I totally agree with this. I'm studying and have to give the occasional presentation. Not being used to this, there have been some important lessons I have learned.
1) Speak S...L...O...W...L...Y. You tend to race through when nervous, and it makes for a BAD presentation. Pace yourself.
2) Practice the presentation first, and time yourself. Do it properly as if you have an audience. Record yourself, if you like. Your 89 slides will take well over an hour to present properly.
3) Under no circumstances should you READ the slides to the audience. Makes for terrible presentations. Slides give a summary. You do the talking. Use the slides as a reminder of what to say, and don't read them to the audience.
4) Don't show-and-tell. Put the whole slide up at once... don't reveal little bits at a time. It's condescending to your audience to only reveal bits at a time.
5) For a 45 minute talk, you need (say) 30 slides maximum. Seriously. You're going to have to significantly trim some of this stuff. Remember, you need to speak slowly! Over a slide per minute doesn't give you much time to say anything about any particular slide... you need to trim the number of slides way down. Like, half to a third. I know you want to put everything in, but fewer slides will make a better presentation! As I said, practice it.

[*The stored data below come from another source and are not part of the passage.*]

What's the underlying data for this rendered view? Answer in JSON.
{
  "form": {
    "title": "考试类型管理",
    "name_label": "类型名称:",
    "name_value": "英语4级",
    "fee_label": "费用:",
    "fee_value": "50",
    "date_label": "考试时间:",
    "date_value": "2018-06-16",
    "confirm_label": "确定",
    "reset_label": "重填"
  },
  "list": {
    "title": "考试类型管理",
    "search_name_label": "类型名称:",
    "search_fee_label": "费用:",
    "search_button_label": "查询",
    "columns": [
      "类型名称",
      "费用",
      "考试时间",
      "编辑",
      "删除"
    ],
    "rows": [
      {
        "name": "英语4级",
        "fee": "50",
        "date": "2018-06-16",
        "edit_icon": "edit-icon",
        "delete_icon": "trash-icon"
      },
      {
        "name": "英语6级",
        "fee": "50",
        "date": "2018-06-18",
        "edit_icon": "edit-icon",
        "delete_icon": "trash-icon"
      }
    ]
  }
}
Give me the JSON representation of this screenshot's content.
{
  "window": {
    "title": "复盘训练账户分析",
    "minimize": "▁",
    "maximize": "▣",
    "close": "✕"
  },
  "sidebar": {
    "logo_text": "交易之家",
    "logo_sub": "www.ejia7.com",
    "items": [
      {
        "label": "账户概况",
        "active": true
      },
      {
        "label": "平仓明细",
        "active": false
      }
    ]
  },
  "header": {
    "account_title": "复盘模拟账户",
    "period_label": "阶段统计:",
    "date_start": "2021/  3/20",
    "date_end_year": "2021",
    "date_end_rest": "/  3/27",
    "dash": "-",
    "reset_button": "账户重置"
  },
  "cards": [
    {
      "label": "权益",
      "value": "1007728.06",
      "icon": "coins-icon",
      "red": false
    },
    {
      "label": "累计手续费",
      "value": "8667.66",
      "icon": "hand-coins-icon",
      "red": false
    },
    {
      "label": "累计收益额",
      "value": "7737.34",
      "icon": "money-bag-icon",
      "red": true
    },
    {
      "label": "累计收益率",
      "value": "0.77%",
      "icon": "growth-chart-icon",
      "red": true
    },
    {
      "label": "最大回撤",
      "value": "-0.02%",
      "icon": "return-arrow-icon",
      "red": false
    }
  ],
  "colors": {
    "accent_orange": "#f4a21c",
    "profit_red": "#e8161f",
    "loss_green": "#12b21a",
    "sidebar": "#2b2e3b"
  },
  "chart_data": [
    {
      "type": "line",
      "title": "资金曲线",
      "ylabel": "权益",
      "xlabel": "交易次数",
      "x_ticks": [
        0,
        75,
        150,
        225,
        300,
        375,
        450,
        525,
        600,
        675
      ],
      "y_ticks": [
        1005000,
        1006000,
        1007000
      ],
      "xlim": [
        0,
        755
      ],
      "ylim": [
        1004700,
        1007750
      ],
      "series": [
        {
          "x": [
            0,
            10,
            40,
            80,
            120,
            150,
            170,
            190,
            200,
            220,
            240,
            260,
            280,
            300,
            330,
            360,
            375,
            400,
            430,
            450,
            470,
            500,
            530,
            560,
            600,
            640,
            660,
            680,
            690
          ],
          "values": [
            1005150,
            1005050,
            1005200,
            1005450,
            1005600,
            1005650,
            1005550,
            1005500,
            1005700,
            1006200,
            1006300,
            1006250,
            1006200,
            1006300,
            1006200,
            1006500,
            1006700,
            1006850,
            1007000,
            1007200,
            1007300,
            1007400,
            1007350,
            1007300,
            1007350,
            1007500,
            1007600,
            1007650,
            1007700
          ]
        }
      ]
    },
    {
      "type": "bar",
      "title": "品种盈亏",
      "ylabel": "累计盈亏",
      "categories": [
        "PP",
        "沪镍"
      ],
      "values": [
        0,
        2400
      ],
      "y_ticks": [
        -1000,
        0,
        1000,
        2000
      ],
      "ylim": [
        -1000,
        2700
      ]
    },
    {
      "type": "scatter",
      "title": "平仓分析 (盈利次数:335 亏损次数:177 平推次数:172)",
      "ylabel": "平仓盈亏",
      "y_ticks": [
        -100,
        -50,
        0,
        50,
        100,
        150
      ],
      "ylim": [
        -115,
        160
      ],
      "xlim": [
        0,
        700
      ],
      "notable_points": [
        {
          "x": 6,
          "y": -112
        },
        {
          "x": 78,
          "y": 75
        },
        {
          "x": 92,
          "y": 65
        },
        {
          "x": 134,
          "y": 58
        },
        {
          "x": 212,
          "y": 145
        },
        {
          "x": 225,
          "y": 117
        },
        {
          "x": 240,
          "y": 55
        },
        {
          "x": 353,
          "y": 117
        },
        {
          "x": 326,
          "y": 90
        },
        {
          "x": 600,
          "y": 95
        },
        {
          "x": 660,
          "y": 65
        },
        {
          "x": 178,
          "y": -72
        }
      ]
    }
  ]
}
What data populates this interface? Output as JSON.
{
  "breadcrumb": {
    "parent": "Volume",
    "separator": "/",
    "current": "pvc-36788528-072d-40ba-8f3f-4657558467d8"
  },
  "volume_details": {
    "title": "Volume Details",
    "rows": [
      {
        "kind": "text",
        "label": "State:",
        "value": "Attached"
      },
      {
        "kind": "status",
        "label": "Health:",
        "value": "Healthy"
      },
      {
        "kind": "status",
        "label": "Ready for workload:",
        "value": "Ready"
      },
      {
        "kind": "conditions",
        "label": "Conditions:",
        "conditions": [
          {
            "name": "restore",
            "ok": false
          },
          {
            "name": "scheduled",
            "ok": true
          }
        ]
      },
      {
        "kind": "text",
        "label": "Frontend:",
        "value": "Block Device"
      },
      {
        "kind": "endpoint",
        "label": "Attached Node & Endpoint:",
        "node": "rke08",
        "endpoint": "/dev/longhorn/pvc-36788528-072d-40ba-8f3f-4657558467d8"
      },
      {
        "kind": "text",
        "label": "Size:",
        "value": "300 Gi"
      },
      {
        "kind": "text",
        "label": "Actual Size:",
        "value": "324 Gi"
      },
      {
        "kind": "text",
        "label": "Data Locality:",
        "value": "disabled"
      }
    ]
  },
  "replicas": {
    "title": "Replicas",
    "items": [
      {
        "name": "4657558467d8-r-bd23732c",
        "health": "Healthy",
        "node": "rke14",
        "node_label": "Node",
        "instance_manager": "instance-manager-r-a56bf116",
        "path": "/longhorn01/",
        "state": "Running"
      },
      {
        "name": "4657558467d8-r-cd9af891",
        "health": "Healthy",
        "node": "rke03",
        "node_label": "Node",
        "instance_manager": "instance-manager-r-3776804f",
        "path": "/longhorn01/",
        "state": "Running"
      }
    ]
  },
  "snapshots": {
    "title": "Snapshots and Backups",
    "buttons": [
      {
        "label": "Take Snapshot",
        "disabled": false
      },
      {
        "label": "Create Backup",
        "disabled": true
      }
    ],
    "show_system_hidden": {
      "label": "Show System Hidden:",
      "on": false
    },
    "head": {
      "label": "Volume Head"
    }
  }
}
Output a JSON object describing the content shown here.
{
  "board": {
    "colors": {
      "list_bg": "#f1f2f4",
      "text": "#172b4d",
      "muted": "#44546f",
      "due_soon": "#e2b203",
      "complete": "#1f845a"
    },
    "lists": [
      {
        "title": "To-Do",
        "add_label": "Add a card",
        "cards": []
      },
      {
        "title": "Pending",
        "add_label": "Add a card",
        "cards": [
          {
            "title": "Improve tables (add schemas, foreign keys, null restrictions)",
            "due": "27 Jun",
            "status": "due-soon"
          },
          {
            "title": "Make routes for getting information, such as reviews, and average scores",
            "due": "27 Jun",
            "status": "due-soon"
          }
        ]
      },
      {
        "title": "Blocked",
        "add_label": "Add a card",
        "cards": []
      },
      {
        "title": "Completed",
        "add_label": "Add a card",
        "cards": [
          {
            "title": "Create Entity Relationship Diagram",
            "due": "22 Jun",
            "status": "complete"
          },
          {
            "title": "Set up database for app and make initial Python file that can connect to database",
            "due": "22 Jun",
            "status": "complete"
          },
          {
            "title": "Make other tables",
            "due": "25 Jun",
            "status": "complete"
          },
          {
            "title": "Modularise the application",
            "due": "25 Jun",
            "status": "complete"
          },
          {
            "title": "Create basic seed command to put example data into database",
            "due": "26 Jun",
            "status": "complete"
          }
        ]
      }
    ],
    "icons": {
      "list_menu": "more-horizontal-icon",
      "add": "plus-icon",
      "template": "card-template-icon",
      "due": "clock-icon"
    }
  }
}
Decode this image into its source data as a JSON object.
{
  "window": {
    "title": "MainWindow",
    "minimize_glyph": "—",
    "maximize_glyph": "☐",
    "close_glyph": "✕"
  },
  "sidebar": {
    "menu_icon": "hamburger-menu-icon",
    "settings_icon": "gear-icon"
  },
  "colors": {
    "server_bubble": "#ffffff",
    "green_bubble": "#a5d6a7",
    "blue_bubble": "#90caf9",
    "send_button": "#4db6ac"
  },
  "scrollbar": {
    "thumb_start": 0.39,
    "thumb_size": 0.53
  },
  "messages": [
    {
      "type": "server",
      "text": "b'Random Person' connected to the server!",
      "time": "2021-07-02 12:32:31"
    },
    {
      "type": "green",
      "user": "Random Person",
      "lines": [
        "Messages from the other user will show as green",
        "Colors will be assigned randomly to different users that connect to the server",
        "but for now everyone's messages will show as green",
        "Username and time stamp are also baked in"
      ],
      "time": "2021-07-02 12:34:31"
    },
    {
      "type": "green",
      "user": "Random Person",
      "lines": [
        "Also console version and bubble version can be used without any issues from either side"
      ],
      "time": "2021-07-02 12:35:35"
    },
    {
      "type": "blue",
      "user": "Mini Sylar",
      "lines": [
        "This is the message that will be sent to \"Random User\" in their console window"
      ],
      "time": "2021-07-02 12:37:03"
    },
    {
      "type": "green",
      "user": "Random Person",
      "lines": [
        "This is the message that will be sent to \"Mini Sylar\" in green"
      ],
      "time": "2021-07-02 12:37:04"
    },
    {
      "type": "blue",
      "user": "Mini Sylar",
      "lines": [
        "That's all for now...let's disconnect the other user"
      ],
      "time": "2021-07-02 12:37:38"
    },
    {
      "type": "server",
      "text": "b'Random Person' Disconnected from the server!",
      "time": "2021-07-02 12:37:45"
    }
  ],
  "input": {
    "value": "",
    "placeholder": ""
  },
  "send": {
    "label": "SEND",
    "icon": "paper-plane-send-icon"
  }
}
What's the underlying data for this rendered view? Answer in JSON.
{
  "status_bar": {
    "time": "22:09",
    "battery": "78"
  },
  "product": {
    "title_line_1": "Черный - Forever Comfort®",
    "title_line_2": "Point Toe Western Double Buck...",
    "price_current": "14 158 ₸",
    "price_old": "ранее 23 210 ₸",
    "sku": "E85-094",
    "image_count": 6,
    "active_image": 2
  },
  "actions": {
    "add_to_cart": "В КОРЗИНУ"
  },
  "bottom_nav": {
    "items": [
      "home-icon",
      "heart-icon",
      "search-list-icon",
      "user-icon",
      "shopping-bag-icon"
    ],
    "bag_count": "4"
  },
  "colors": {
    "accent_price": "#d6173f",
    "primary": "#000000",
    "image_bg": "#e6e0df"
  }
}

6) OK, now despite the feeling you have that 50 minutes is OK, I'm sure that at the end you're going to have to say "whoops, I'm out of time" and then start skipping slides and really speaking quickly and going through the rest at pace. That makes for a really awful presentation because you're obviously not presenting well. So what you need to do is KNOW how your time is going. And you do that by knowing where you should be (time-wise) on any particular slide. So, you should know (say) that after 20 minutes you should be at slide (say) 40. If you're at slide 30 you know you need to be a bit quicker for the rest. If you're at slide (say) 50, then you can be a bit more expansive about the rest. In other words, have waypoints where you know where you should be, realtive to elapsed time.
7) Although YOU may be happy talking for an hour in a 45 minute presentation, that's rude. People will have come with the expectation your talk will be the advertised time. Keep to it. This also allows time for questions at the end. There's nothing more frustrating than having a way overtime talk where question time is not allowed because the talk took too long.
Anyway, those are my tips. The waypoint one, and speaking slowly, and trimming the number of slides down are the most important.